The Schmoop has lost his very first tooth (it's hard to tell, but it's the left bottom front tooth), and is in the process of losing his second. I had no idea that this could be happen at 5 1/2, and for some reason expected another year or so before we had to introduce the Tooth Fairy to our son.
Can my firstborn really be getting "grown up teeth" already? I'm not sure I'm ready for this. Permanent teeth mean the potential for orthodontia. Orthodontia signals preadolescence, and preadolescence means puberty is just around the corner. Stop! I'm not ready for this. I need a few more years of baby teeth and baby interests.

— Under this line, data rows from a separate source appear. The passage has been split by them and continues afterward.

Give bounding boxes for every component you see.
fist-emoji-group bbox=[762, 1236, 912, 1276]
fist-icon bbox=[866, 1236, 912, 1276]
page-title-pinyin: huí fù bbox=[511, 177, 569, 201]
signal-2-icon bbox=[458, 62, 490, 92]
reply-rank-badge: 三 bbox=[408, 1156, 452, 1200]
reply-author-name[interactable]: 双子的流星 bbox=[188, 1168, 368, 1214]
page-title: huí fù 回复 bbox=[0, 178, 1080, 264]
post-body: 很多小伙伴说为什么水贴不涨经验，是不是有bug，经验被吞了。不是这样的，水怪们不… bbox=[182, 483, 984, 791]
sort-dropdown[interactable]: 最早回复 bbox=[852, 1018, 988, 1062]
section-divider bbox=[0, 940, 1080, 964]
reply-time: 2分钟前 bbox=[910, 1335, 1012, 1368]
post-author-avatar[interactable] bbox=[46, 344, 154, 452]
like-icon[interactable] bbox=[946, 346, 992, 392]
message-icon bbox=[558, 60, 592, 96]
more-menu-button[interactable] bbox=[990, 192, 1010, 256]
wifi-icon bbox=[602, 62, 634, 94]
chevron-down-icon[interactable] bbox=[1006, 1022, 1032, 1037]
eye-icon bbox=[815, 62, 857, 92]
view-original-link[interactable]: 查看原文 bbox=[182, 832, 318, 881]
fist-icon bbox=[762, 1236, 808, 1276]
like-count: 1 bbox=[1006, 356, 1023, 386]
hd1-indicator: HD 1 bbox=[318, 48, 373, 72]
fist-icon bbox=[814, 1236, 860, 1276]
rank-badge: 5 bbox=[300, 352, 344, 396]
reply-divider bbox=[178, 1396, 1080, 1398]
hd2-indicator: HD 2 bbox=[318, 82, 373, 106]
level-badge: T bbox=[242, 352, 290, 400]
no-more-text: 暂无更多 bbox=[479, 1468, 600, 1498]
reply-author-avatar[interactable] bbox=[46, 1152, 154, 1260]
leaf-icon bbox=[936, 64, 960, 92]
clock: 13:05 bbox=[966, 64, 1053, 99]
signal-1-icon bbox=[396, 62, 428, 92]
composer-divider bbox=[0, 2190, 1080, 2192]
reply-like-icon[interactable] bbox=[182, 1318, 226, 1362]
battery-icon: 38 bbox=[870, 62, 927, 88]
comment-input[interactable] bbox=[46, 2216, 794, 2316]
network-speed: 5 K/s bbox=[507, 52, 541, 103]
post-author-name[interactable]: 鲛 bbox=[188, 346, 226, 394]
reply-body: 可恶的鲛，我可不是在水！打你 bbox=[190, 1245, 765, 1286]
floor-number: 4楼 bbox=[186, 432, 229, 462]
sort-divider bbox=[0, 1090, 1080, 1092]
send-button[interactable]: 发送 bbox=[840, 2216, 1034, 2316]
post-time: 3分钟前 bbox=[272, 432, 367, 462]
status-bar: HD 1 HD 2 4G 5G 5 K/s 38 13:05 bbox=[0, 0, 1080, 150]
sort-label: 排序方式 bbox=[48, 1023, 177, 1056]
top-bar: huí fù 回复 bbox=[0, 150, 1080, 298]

But the Schmoop's body has its own agenda. He's no longer the pipsqueak he was in preschool and, to my surprise, is one of the taller kids in his kindergarten. His voice is alarmingly low for a five-year-old (and indeed has been raspy for a couple of years). He checks out nonfiction books about wildfires, the solar system, paleontology, and natural disasters each week. He helps me parent his sister -- when he's not terrorizing her with his "big brother" proclamations. He's in every way except one (his need to pop into our bed in the middle of the night) a big, big boy.
E will be six and a couple of months when the new baby arrives, and I have no doubt that he will revel in his role as big brother of not one, but two younger sibs. I don't worry about how a newborn will change him, because he's already a bonafide "eldest." I only wish I could be so confident about the Schmoopette. She's the one I'm nervous will regress and resent number three. But the Schmoop is, well, a trooper and a help. I just wish I could somehow slow down his development just a tad, pause a few frames here and there. For now, that means making a big deal about each lost tooth.